You are a victim or may tragically become a victim.

The warning tone of this entry is not intended for you.  We all wish you the very best and would do anything in our power to help.

This is for those people who are anticipating filing a divorce (or custody) action and, spurred primarily by a legitimate concern that when the case is soon filed they will be at a disadvantage due to some skeleton in their closet so they take a calculated, strategic step of winning the race to the courthouse and filing a restraining order.

A restraining order is not a tactic and there is a special place in hell for anyone who uses it as a sword instead of a shield.

In R.I., the issuance of a restraining order when children are involved gives the filing party temporary sole custody of the minor child/children.

The party who filed the restraining order has a significant head start that the other, unaware party may well spend several months and thousands of dollars in legal fees try to course-correct and make up the slack.  Even with a good attorney they may never again be on equal footing.

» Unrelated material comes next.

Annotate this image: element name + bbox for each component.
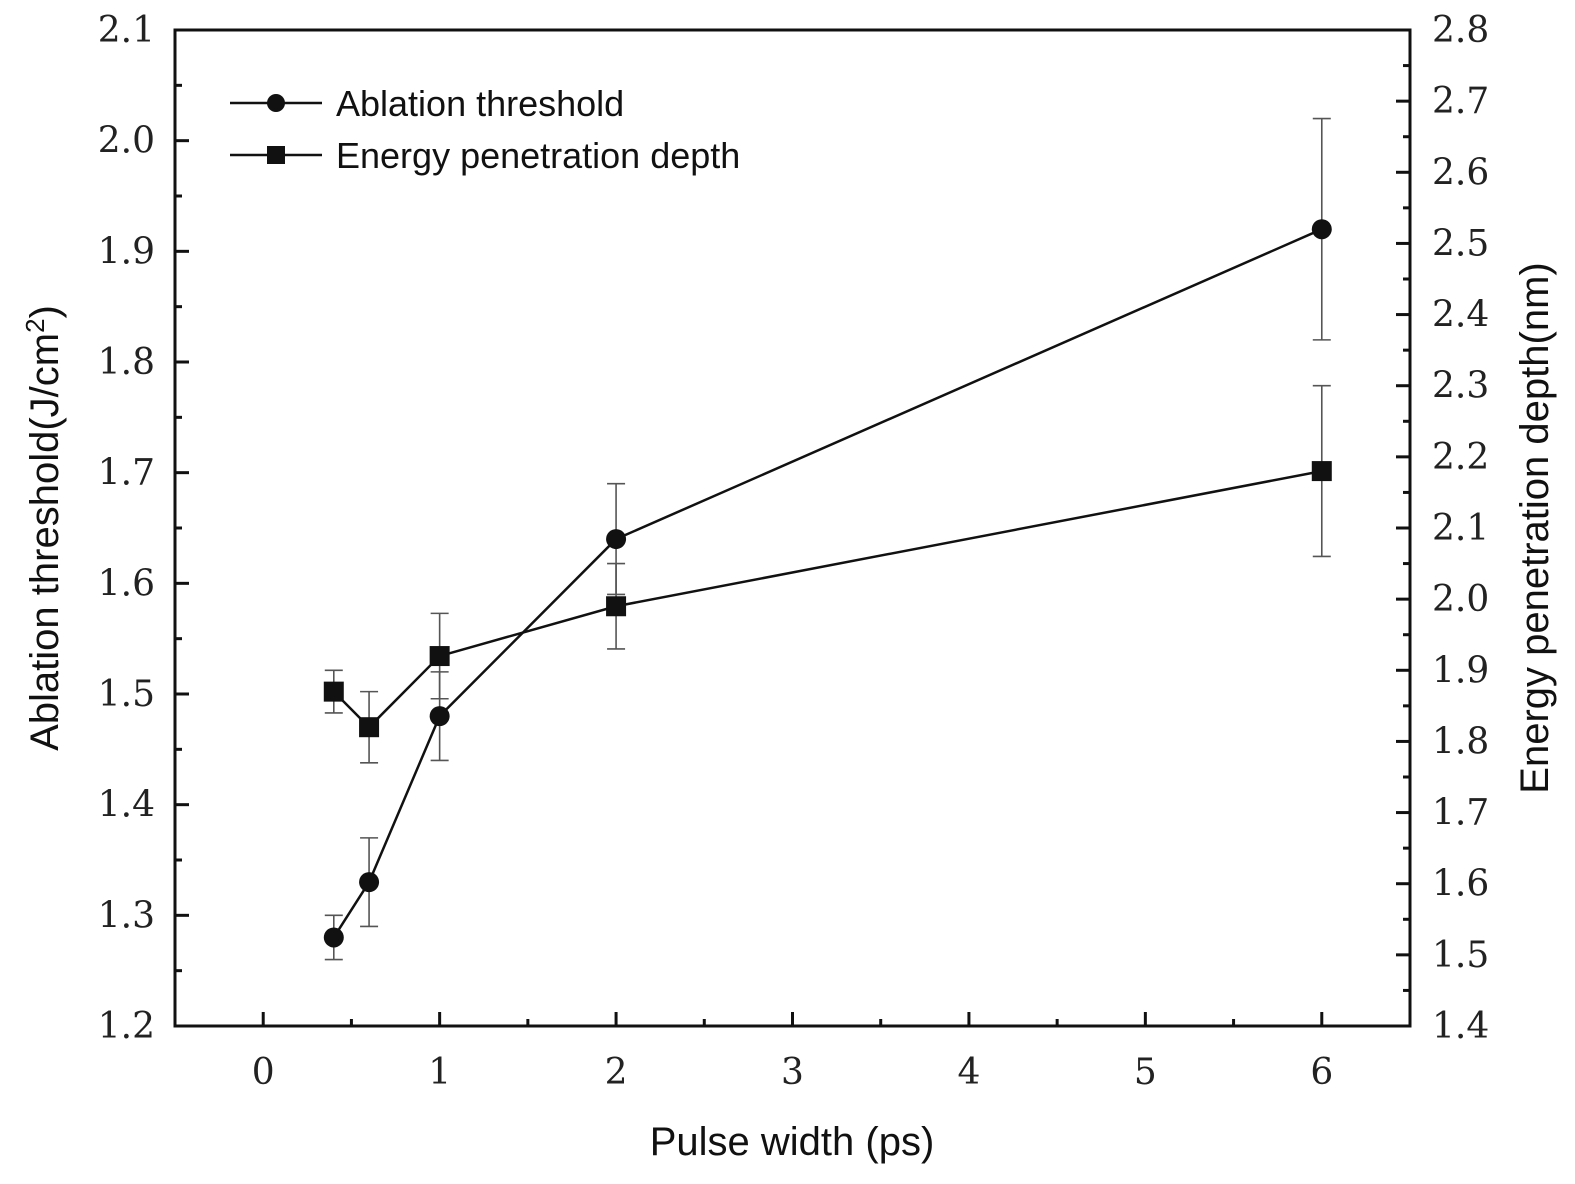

It seems to me that this kind of misuse and abuse of the domestic violence system was not as prevalent even a handful of years ago.  Somehow the benefit of this underhanded approach has made its way out into the mainstream and I fear that without significant procedural reform it will only worsen.

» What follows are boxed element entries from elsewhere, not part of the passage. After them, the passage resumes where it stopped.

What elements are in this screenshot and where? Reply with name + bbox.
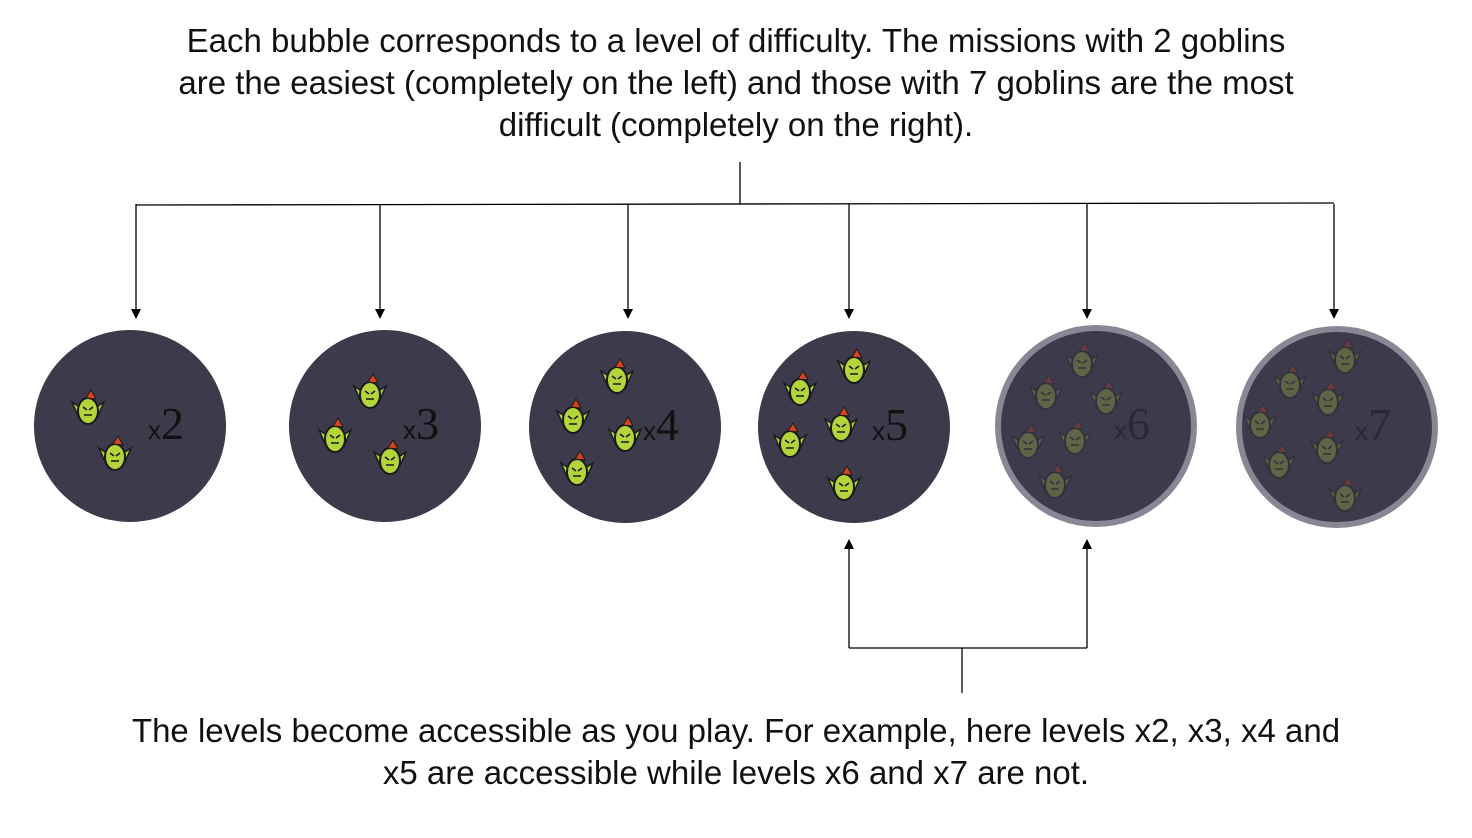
goblin-icon	[1309, 428, 1345, 464]
level-label-count: 7	[1368, 399, 1391, 450]
goblin-icon	[97, 435, 133, 471]
goblin-icon	[607, 416, 643, 452]
level-label: x7	[1355, 399, 1391, 450]
level-label-count: 5	[885, 399, 908, 450]
level-label-count: 4	[656, 399, 679, 450]
level-label-x: x	[148, 415, 161, 445]
bubble-circle	[289, 330, 481, 522]
goblin-icon	[1057, 419, 1093, 455]
level-bubble-x4[interactable]: x4	[529, 331, 721, 523]
level-label-count: 6	[1127, 398, 1150, 449]
goblin-icon	[772, 422, 808, 458]
top-bracket	[135, 162, 1335, 206]
level-label-x: x	[1355, 416, 1368, 446]
goblin-icon	[1327, 338, 1363, 374]
goblin-icon	[70, 389, 106, 425]
level-bubble-x7[interactable]: x7	[1236, 326, 1438, 528]
goblin-icon	[1028, 374, 1064, 410]
level-label: x6	[1114, 398, 1150, 449]
goblin-icon	[352, 373, 388, 409]
goblin-icon	[782, 370, 818, 406]
goblin-icon	[1310, 380, 1346, 416]
top-caption-line-3: difficult (completely on the right).	[498, 106, 974, 143]
goblin-icon	[1242, 403, 1278, 439]
bubble-circle	[34, 330, 226, 522]
level-label: x2	[148, 398, 184, 449]
level-bubble-x3[interactable]: x3	[289, 330, 481, 522]
goblin-icon	[1272, 363, 1308, 399]
level-label-x: x	[872, 416, 885, 446]
goblin-icon	[826, 465, 862, 501]
level-bubble-x2[interactable]: x2	[34, 330, 226, 522]
level-label: x3	[403, 398, 439, 449]
bottom-caption: The levels become accessible as you play…	[0, 710, 1472, 794]
level-label-count: 2	[161, 398, 184, 449]
bottom-caption-line-2: x5 are accessible while levels x6 and x7…	[382, 754, 1090, 791]
goblin-icon	[372, 439, 408, 475]
goblin-icon	[1261, 443, 1297, 479]
level-bubble-x6[interactable]: x6	[995, 325, 1197, 527]
goblin-icon	[823, 406, 859, 442]
goblin-icon	[1010, 423, 1046, 459]
goblin-icon	[836, 348, 872, 384]
top-caption: Each bubble corresponds to a level of di…	[0, 20, 1472, 146]
level-label: x5	[872, 399, 908, 450]
goblin-icon	[559, 450, 595, 486]
goblin-icon	[317, 417, 353, 453]
level-label-count: 3	[416, 398, 439, 449]
level-bubble-x5[interactable]: x5	[758, 331, 950, 523]
goblin-icon	[1037, 463, 1073, 499]
goblin-icon	[555, 398, 591, 434]
top-arrows	[131, 204, 1339, 319]
level-label-x: x	[1114, 415, 1127, 445]
bottom-bracket	[844, 539, 1092, 693]
goblin-icon	[1327, 476, 1363, 512]
level-label-x: x	[643, 416, 656, 446]
level-bubbles: x2 x3 x4 x5 x6 x7	[34, 325, 1438, 528]
bottom-caption-line-1: The levels become accessible as you play…	[131, 712, 1341, 749]
top-caption-line-1: Each bubble corresponds to a level of di…	[186, 22, 1286, 59]
level-label-x: x	[403, 415, 416, 445]
goblin-icon	[1064, 342, 1100, 378]
goblin-icon	[599, 358, 635, 394]
top-caption-line-2: are the easiest (completely on the left)…	[178, 64, 1294, 101]
bubble-circle	[995, 325, 1197, 527]
level-label: x4	[643, 399, 679, 450]
goblin-icon	[1088, 379, 1124, 415]
bubble-circle	[1236, 326, 1438, 528]
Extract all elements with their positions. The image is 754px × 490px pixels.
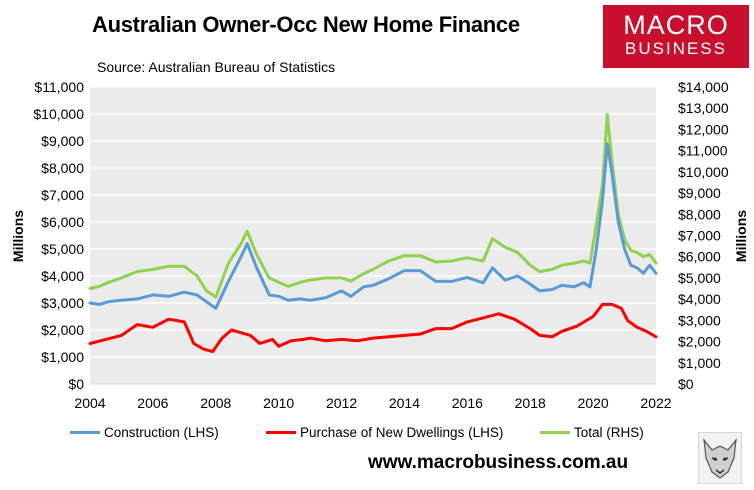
right-tick-label: $3,000 xyxy=(678,312,721,328)
series-lines xyxy=(88,113,658,354)
logo-line1: MACRO xyxy=(623,10,729,40)
logo-line2: BUSINESS xyxy=(625,39,727,58)
x-tick-label: 2010 xyxy=(263,395,294,411)
right-tick-label: $1,000 xyxy=(678,355,721,371)
left-tick-label: $4,000 xyxy=(41,268,84,284)
right-tick-label: $11,000 xyxy=(678,143,728,159)
x-tick-label: 2014 xyxy=(389,395,420,411)
x-tick-label: 2012 xyxy=(326,395,357,411)
left-tick-label: $8,000 xyxy=(41,160,84,176)
legend-swatch-total xyxy=(540,431,570,434)
x-tick-label: 2018 xyxy=(515,395,546,411)
chart-source: Source: Australian Bureau of Statistics xyxy=(97,59,336,75)
series-total-line xyxy=(88,113,658,299)
chart-title: Australian Owner-Occ New Home Finance xyxy=(92,12,520,37)
left-tick-label: $10,000 xyxy=(33,106,84,122)
series-purchase-line xyxy=(88,302,658,354)
left-tick-label: $2,000 xyxy=(41,322,84,338)
left-tick-label: $5,000 xyxy=(41,241,84,257)
x-tick-label: 2020 xyxy=(578,395,609,411)
left-tick-label: $1,000 xyxy=(41,349,84,365)
right-tick-label: $4,000 xyxy=(678,291,721,307)
right-tick-label: $10,000 xyxy=(678,164,729,180)
legend-label-total: Total (RHS) xyxy=(574,425,644,440)
legend-swatch-purchase xyxy=(266,431,296,434)
left-tick-label: $3,000 xyxy=(41,295,84,311)
website-url: www.macrobusiness.com.au xyxy=(368,452,629,473)
legend-item-construction: Construction (LHS) xyxy=(70,425,219,440)
x-tick-label: 2016 xyxy=(452,395,483,411)
legend-item-total: Total (RHS) xyxy=(540,425,644,440)
x-tick-label: 2004 xyxy=(74,395,105,411)
series-construction-line xyxy=(88,142,658,310)
macrobusiness-logo: MACRO BUSINESS xyxy=(603,5,749,68)
right-tick-label: $0 xyxy=(678,376,694,392)
right-axis-ticks: $0 $1,000 $2,000 $3,000 $4,000 $5,000 $6,000 $7… xyxy=(678,79,729,392)
left-tick-label: $9,000 xyxy=(41,133,84,149)
x-tick-label: 2022 xyxy=(640,395,671,411)
wolf-logo-icon xyxy=(698,432,742,484)
right-tick-label: $6,000 xyxy=(678,249,721,265)
right-tick-label: $9,000 xyxy=(678,185,721,201)
x-tick-label: 2006 xyxy=(137,395,168,411)
legend-label-construction: Construction (LHS) xyxy=(104,425,219,440)
left-axis-label: Millions xyxy=(10,210,26,262)
legend-item-purchase: Purchase of New Dwellings (LHS) xyxy=(266,425,503,440)
right-tick-label: $7,000 xyxy=(678,228,721,244)
left-tick-label: $0 xyxy=(68,376,84,392)
legend-label-purchase: Purchase of New Dwellings (LHS) xyxy=(300,425,504,440)
grid-lines xyxy=(90,86,656,385)
right-tick-label: $2,000 xyxy=(678,334,721,350)
right-tick-label: $5,000 xyxy=(678,270,721,286)
right-axis-label: Millions xyxy=(733,210,749,262)
right-tick-label: $14,000 xyxy=(678,79,729,95)
left-axis-ticks: $0 $1,000 $2,000 $3,000 $4,000 $5,000 $6,000 $7… xyxy=(33,79,84,392)
right-tick-label: $8,000 xyxy=(678,206,721,222)
right-tick-label: $12,000 xyxy=(678,121,729,137)
left-tick-label: $11,000 xyxy=(34,79,84,95)
x-axis-ticks: 2004 2006 2008 2010 2012 2014 2016 2018 2020 2022 xyxy=(74,395,671,411)
legend-swatch-construction xyxy=(70,431,100,434)
left-tick-label: $7,000 xyxy=(41,187,84,203)
left-tick-label: $6,000 xyxy=(41,214,84,230)
plot-area xyxy=(90,87,656,384)
right-tick-label: $13,000 xyxy=(678,100,729,116)
x-tick-label: 2008 xyxy=(200,395,231,411)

I have written before how the Family Court is an all-too-human system.  Judges used to be lawyers and lawyers used to be human beings.  No judge wants to refuse a person seeking protection from abuse (or, “abuse”).  Say you are the judge, and Mrs. Doubtfire comes to you seeking a restraining order from her spouse for domestic violence.  Spouse is not present, nor can he be (imagine the implications for the victims if the abuser had to be present for this).  The judge can either grant restraining orders temporarily – in R.I. a hearing must be set within twenty days if a restraining order is granted – have spouse vacate the marital home, give Mrs. Doubtfire temporary custody and know that at the very worst you have committed the lesser of two evils.  Worst case scenario, spouse is inconvenienced for three weeks, the kids miss him, and hopefully things calm down.  Then maybe, just maybe, the family can remain a family.  But what if you deny the restraining orders before you?  What if the affidavit asking for protection is a little thin because the only reference to actionable abuse is in the past and the inciting event was innocent enough (it is not uncommon for a victim to come forward seeking relief in 2020 for a physical altercation occurring in 2017, as he or she fears her spouse may become physical again given new stresses and flash points in the relationship).  If Judge denies requests for restraining orders because the affidavit is a bit thin and heaven forbid something happens to the applicant or the child / children then, understandably, Judge would never live with herself.  This is perfectly understandable.  This is perfectly human and humane.  But within this tendency to grant restraining orders is also fertile ground for misuse.

Judges know better than most that in any argument between spouses, partners, or former lovers there are at least five sides to every story.  At the original restraining order hearing, your judge is only getting one of those sides.  And, all-to-often, the judge is the only relief a terrified victim can seek as these kinds of “he said – she said” strictly domestic arguments are underwhelming to the police absent a witness (rare) or a visible injury (which often has to be captured immediately after the abuse which is when the actual victim is still under the abuser’s control).

If you are on the other side of this coin and have had a restraining order granted against you, please seek out quality legal counsel as soon as you can afford to do so.  You are probably facing a contested hearing in a very short amount of time (and that accelerated timeline is there to help you, remember, in case the application is without merit!).

This is a delicate, difficult procedure which needs considerable legislative reform.  Until then, whether you are filing or being filed against be aware that context is king.  Do not ever pursue a restraining order as a means to another end.  You may win the battle but lose the war.